Public health officials have begun tackling the misuse and overuse of antibiotics, as the prevalence of superbugs, or bacteria resistant to antibiotics, reaches alarming levels worldwide.
A panel of experts under the Health, Labor and Welfare Ministry on Monday adopted draft guidelines on when doctors should refrain from using antibiotics. These guidelines, soon to be finalized and distributed to clinics and hospitals across the nation, explicitly discourage prescribing antibiotics to treat common colds or acute diarrhea.
For years, doctors have dispensed antibiotics for minor ailments, such as a sore throat or fever, even though the drugs, which are meant to kill or inhibit the growth of bacteria in the body, have little effect on colds or other viral illnesses.
Overuse and misuse of antibiotics and other antimicrobial drugs in medicine and agriculture has led to the emergence of powerful drug-resistant pathogens.
Common infections, such as pneumonia, gonorrhea and postoperative infections are becoming harder to treat as a result of antimicrobial resistance, experts say.
Drug-resistant superbugs cause about 700,000 deaths each year worldwide, according to the Organisation for Economic Co-operation and Development. If no measures are taken, superbugs could kill 10 million people by 2050, according to a 2014 report commissioned by the British government. That would surpass the 8.2 million cancer-related deaths recorded globally in 2012.
The ministry move comes as Japan faces pressure to follow through with its international commitment to reduce antibiotic use by 2020. In 2015, the World Health Assembly issued a global action plan to address antimicrobial resistance, urging member states to commit to national versions of the program by 2017.
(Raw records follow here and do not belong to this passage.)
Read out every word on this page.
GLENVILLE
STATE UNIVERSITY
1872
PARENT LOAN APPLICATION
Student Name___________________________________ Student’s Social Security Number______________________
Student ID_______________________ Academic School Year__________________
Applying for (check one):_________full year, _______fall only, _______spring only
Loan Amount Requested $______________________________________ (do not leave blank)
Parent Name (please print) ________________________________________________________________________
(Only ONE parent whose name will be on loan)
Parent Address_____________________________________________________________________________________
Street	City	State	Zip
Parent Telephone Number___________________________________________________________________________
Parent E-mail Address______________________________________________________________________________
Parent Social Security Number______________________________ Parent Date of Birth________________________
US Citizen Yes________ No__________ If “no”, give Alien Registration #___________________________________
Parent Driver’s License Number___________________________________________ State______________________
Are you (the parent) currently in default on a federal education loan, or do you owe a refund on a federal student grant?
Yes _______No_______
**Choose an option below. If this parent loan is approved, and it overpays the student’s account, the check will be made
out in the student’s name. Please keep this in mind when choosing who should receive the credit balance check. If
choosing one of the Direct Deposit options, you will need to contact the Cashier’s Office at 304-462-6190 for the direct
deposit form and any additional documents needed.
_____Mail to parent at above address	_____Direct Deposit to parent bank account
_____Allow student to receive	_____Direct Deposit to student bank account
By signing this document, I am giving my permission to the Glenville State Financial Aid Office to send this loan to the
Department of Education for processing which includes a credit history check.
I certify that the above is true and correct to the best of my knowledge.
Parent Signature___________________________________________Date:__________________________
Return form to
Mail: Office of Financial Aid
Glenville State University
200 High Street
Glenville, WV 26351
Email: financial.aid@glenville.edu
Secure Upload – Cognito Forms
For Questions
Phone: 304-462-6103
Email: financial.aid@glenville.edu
Japan’s government adopted the National Action Plan on Antimicrobial Resistance in April last year, setting measurable targets to curb domestic consumption of antibiotics, including cutting total usage by 33 percent by 2020 from 2013 levels.
In 2013, the country’s human antibiotic use came in at 15.8 defined daily doses (DDD) per 1,000 patients per day, a statistical measure that means 15.8 out of 1,000 people were prescribed antibiotics on any given day.
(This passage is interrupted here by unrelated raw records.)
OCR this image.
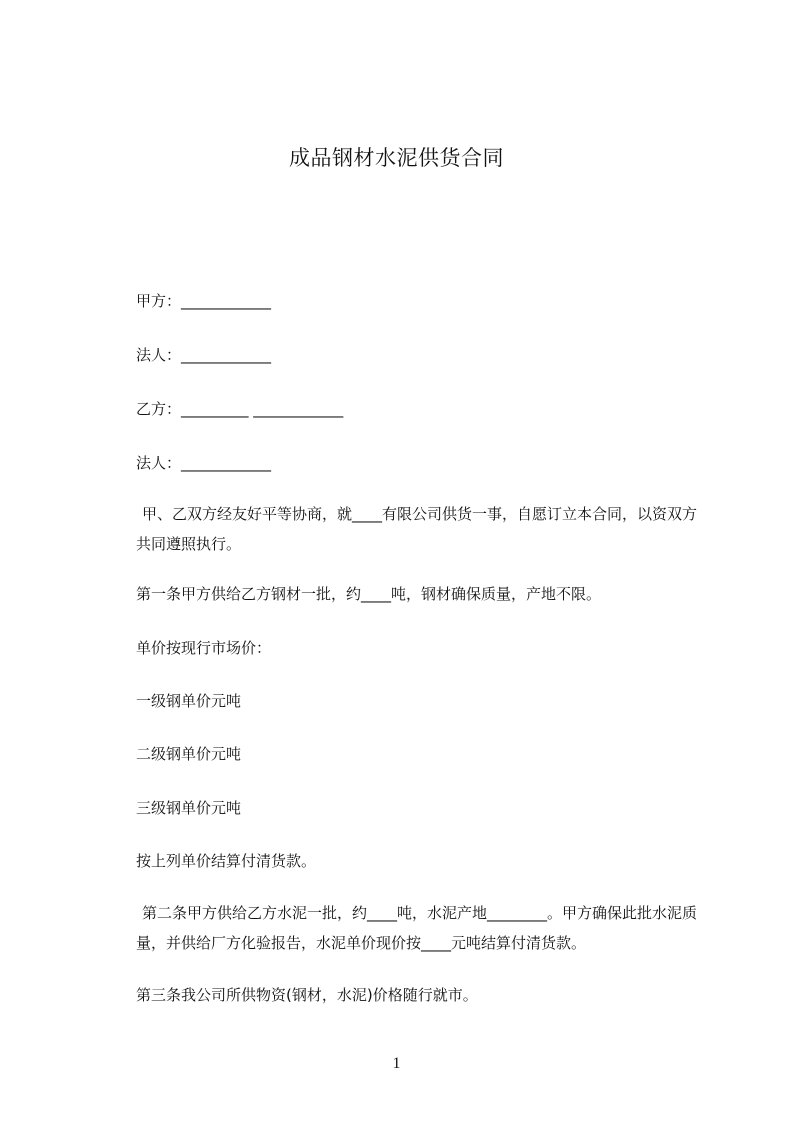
成品钢材水泥供货合同
甲方：____________
法人：____________
乙方：_________ ____________
法人：____________
甲、乙双方经友好平等协商，就____有限公司供货一事，自愿订立本合同，以资双方共同遵照执行。
第一条甲方供给乙方钢材一批，约____吨，钢材确保质量，产地不限。
单价按现行市场价：
一级钢单价元吨
二级钢单价元吨
三级钢单价元吨
按上列单价结算付清货款。
第二条甲方供给乙方水泥一批，约____吨，水泥产地________。甲方确保此批水泥质量，并供给厂方化验报告，水泥单价现价按____元吨结算付清货款。
第三条我公司所供物资(钢材，水泥)价格随行就市。
1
Japan’s overall figure is relatively low compared with usage in other developed countries, such as France, Italy and Spain, where DDD logged in at 20 or higher in 2013. But the consumption of particular classes of oral antibiotics that are effective against a wide range of bacteria has been extremely high in Japan.
According to a 2016 report funded by the health ministry, domestic use of cephalosporins, quinolones and macrolides in 2013 — tallying respectively at 4.59, 2.79 and 4.88 DDD per 1,000 people per day, — was more than twice as high as many European countries.
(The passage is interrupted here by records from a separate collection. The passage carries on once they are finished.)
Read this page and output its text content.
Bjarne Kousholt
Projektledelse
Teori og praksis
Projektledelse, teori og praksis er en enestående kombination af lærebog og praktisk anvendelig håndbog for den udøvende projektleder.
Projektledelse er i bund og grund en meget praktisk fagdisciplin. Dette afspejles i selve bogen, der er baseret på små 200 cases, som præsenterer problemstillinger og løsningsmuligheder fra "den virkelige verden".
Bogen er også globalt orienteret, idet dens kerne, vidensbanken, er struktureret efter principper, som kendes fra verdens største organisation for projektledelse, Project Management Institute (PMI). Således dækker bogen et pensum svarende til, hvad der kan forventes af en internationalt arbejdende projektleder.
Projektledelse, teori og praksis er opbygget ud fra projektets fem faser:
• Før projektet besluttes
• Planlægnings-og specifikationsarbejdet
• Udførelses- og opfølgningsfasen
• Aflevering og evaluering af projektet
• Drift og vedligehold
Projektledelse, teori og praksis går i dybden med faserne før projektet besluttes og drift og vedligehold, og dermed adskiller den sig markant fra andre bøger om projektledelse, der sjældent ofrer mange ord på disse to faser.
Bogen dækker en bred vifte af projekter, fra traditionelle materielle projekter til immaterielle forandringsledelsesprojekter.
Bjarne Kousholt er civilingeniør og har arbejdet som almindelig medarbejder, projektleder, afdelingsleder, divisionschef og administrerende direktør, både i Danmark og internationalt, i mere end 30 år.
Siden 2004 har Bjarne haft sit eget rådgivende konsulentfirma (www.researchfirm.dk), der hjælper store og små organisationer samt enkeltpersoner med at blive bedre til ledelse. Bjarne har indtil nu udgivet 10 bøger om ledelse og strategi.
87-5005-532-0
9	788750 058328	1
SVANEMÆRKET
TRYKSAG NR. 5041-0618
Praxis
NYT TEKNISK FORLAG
The government aims to halve the consumption of these three classes of antibiotics from 2013 levels by 2020.
The new guidelines are geared toward primary care physicians treating outpatients with no major illnesses. The rules will discourage doctors from dispensing antibiotics to treat mild sinus infections, a sore throat or acute bronchitis. Other misuse of the drugs would include early-stage acute diarrhea, which is typically caused by food poisoning or viral infections.
Proper use of the antibacterial drugs may include treatment for an acute sore throat caused by Group A Strep, and for suspected whooping cough or 100-day cough, a highly contagious bacterial disease, according to the guidelines.
The new policy is expected to have a widespread impact on medical practices, but patients may fear that withholding antibiotics could compromise their health.
To address this concern, the guidelines offer examples of how physicians should explain the use and nonuse of the medicines.
For example, to patients seeking medication for a cold, doctors should refrain from prescribing antibiotics, recommend plenty of rest and explain that the symptoms should subside in seven to 10 days. Physicians should also inform patients that early symptoms of serious diseases may resemble colds and patients should come back if their condition persists or worsens after more than three days.
Dr. Yosuke Aoki, an infectious diseases expert at Saga University who was called in as an expert observer at Monday’s meeting, told the panel that the detailed examples of doctor-patient communication will be useful for physicians on the front line.
“The guidelines’ major task is to let doctors thoroughly explain to patients that the unnecessary use of antibiotics can only do harm and no good,” he said. “So it’s good that they contain advice on how to communicate that message to the patients.”
Some members of the panel, however, pointed out that the guidelines need to be updated in the future, since they do not address what doctors other than primary care physicians should do. Some otolaryngologists have reported that children with middle-ear infections are becoming harder to treat due to the spread of drug-resistant bacteria.